Dr. Trần Kim Tuyến (1925–1995) was the chief of intelligence of South Vietnam under its first President Ngô Đình Diệm from 1955 to 1963. As a Roman Catholic, he was trusted by the Ngô family, and was part of their inner circle. Tuyến was responsible for a variety of propaganda campaigns against communists, and was prominent in operating the secret Cần Lao party apparatus which maintained the Ngô family's rule. In the course of his work, Tuyến emulated the tactics of the communists. He eventually became disillusioned and plotted against the regime before being exiled. After Diệm was deposed, Tuyến returned to South Vietnam, but the military junta which had replaced the Ngô family jailed him for five years. He fled the country in 1975 as Saigon was falling.

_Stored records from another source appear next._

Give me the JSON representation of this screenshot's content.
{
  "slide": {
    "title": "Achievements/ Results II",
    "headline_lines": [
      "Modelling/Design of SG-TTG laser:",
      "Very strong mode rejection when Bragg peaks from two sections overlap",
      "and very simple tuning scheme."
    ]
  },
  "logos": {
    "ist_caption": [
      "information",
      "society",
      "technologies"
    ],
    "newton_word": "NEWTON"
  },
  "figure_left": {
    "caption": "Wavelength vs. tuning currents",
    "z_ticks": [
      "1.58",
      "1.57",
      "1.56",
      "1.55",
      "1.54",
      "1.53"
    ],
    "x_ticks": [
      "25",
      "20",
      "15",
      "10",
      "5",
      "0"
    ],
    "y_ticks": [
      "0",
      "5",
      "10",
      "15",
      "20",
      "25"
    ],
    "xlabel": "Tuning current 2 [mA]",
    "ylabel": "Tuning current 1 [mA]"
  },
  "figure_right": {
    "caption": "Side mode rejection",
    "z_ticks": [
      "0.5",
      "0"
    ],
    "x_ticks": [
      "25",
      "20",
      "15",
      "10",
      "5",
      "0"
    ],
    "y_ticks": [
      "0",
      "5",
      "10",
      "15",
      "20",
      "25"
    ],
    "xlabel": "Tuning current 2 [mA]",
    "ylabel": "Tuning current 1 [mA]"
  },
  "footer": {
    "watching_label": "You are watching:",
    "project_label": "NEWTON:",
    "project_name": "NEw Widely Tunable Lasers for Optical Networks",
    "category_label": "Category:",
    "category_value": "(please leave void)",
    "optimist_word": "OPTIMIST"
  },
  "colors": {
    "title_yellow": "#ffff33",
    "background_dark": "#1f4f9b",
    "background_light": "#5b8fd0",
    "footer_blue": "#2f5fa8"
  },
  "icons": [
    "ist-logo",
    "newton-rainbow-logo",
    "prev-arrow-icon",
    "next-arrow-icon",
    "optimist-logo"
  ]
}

Tuyen hailed from Phát Diêm, Ninh Bình Province, Vietnam, French Indochina. He studied at the French-founded university in Hanoi, obtaining degrees in law and medicine. As a university student, he had protested against the French colonial administration's control over Vietnam's Catholic clergy, landing him in trouble with the police.
However, his religious convictions caused him to spurn the Hồ Chí Minh-led Viet Minh independence movement, which was strongly atheist. Although he was ambitious, Tuyến was aware of his provincial accent and his manner of stumbling over long words, which was not considered to be consistent with the archetypal leader with a city accent. In 1946, while still a student, Tuyến came to know the Ngô family by chance. His future mentor Ngô Đình Nhu wanted to travel from Hanoi to a Catholic area near the border with Laos and needed a guide. A Catholic priest asked Tuyến to lead the way on a bicycle while Nhu followed in a covered cyclo to evade French colonial and Vietminh attention.

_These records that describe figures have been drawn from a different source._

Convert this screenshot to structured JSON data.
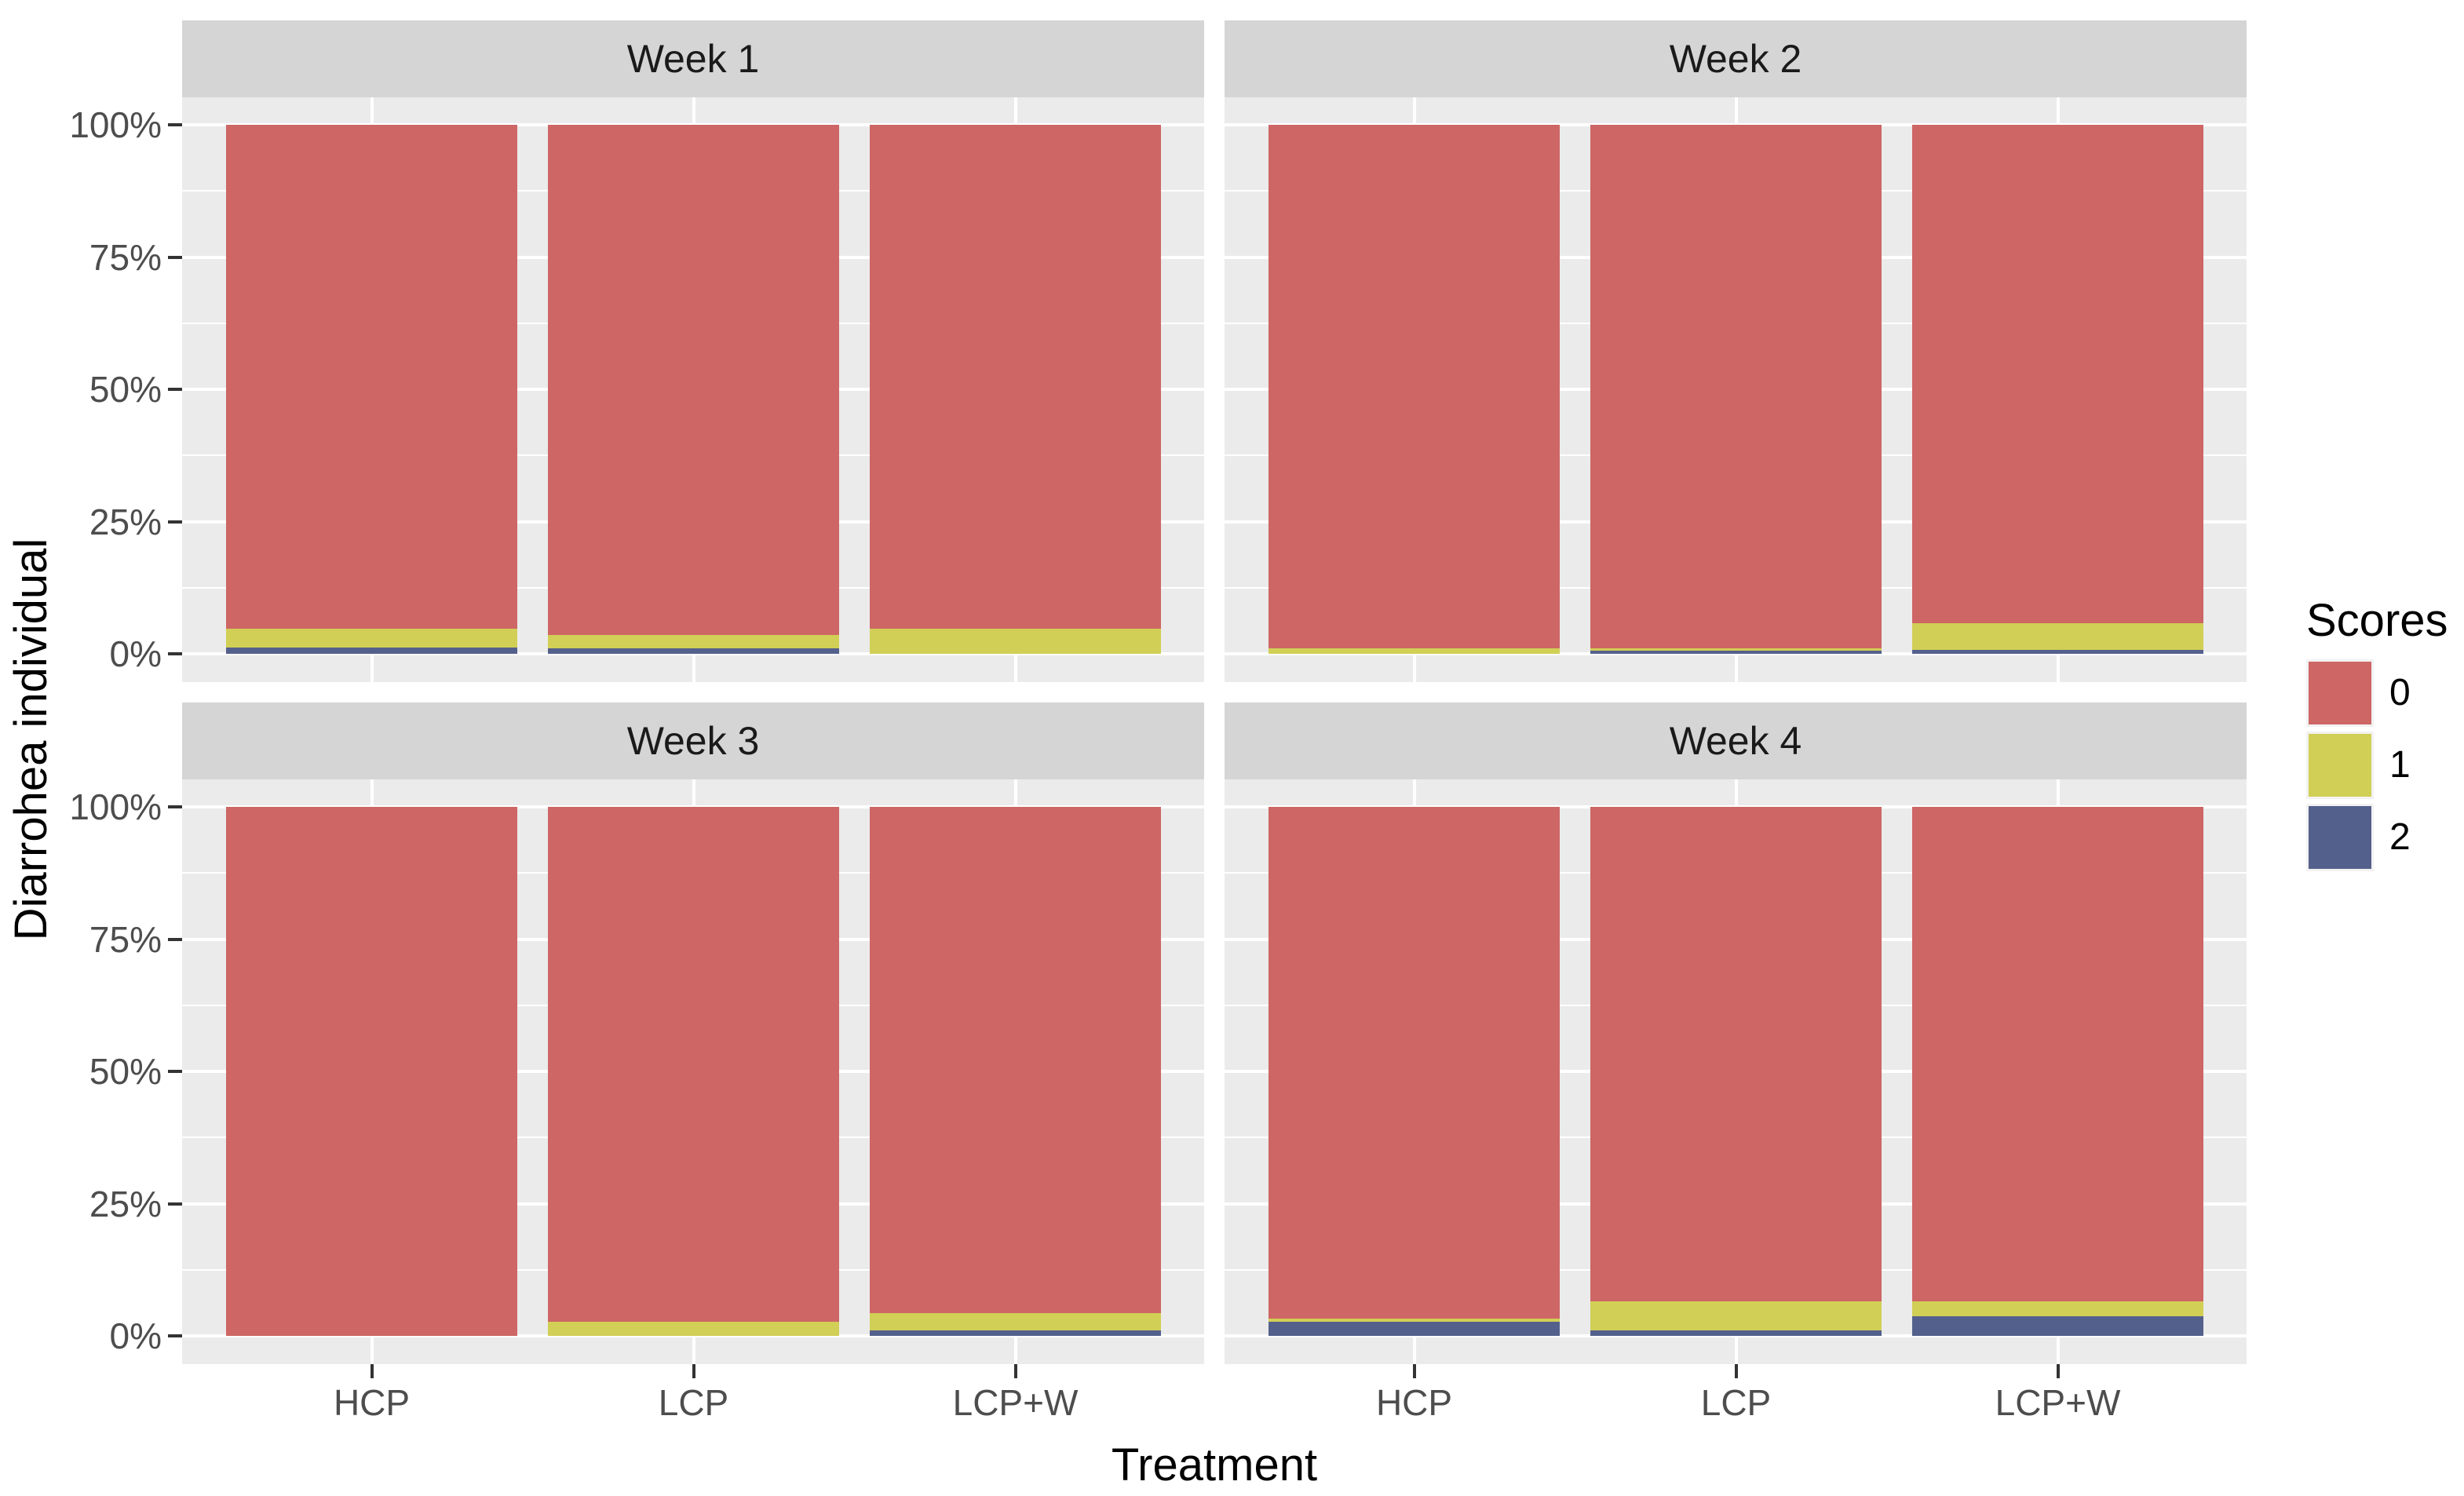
{
  "chart_data": {
    "type": "bar",
    "stacked": true,
    "units": "percent",
    "title": "",
    "xlabel": "Treatment",
    "ylabel": "Diarrohea individual",
    "ylim": [
      0,
      100
    ],
    "grid": true,
    "y_ticks": [
      {
        "label": "0%",
        "value": 0
      },
      {
        "label": "25%",
        "value": 25
      },
      {
        "label": "50%",
        "value": 50
      },
      {
        "label": "75%",
        "value": 75
      },
      {
        "label": "100%",
        "value": 100
      }
    ],
    "y_minor_gridlines": [
      12.5,
      37.5,
      62.5,
      87.5
    ],
    "categories": [
      "HCP",
      "LCP",
      "LCP+W"
    ],
    "legend": {
      "title": "Scores",
      "position": "right",
      "entries": [
        {
          "label": "0",
          "color": "#CD6665"
        },
        {
          "label": "1",
          "color": "#D1CF55"
        },
        {
          "label": "2",
          "color": "#54608C"
        }
      ]
    },
    "facets": [
      {
        "label": "Week 1",
        "series": [
          {
            "name": "0",
            "values": [
              95.3,
              96.4,
              95.3
            ]
          },
          {
            "name": "1",
            "values": [
              3.5,
              2.6,
              4.7
            ]
          },
          {
            "name": "2",
            "values": [
              1.2,
              1.0,
              0.0
            ]
          }
        ]
      },
      {
        "label": "Week 2",
        "series": [
          {
            "name": "0",
            "values": [
              99.0,
              99.0,
              94.2
            ]
          },
          {
            "name": "1",
            "values": [
              1.0,
              0.4,
              5.1
            ]
          },
          {
            "name": "2",
            "values": [
              0.0,
              0.6,
              0.7
            ]
          }
        ]
      },
      {
        "label": "Week 3",
        "series": [
          {
            "name": "0",
            "values": [
              100.0,
              97.4,
              95.7
            ]
          },
          {
            "name": "1",
            "values": [
              0.0,
              2.6,
              3.2
            ]
          },
          {
            "name": "2",
            "values": [
              0.0,
              0.0,
              1.1
            ]
          }
        ]
      },
      {
        "label": "Week 4",
        "series": [
          {
            "name": "0",
            "values": [
              96.8,
              93.5,
              93.5
            ]
          },
          {
            "name": "1",
            "values": [
              0.6,
              5.5,
              2.8
            ]
          },
          {
            "name": "2",
            "values": [
              2.6,
              1.0,
              3.7
            ]
          }
        ]
      }
    ],
    "style": {
      "background": "#FFFFFF",
      "panel_bg": "#EBEBEB",
      "strip_bg": "#D5D5D5",
      "grid_color": "#FFFFFF",
      "tick_color": "#333333",
      "tick_label_color": "#4D4D4D",
      "strip_text_color": "#1A1A1A",
      "title_color": "#000000",
      "legend_key_bg": "#F2F2F2"
    }
  }
}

In mid-1954, at the time the Geneva Conference had concluded, Tuyến had been working for the anti-communist Vietnamese National Army of the State of Vietnam in an outlying province, only travelling to Hanoi during the weekends. As a result of the discussions in Geneva, Vietnam was to be temporarily partitioned pending national reunification elections in 1956. In the meantime, the Vietminh controlled the Democratic Republic of Vietnam in the north, and the State of Vietnam was handed the south. The agreements also allowed for the free passage of civilians between either side for 300 days, while military personnel were obliged to move to their respective zones. Tuyến had persuaded a substantial number of northern Catholics to leave their homes and move south. As a result, he later tried to persuade Diệm to maintain some contact with members of the communist regime in Hanoi in the hope of persuading them to defect.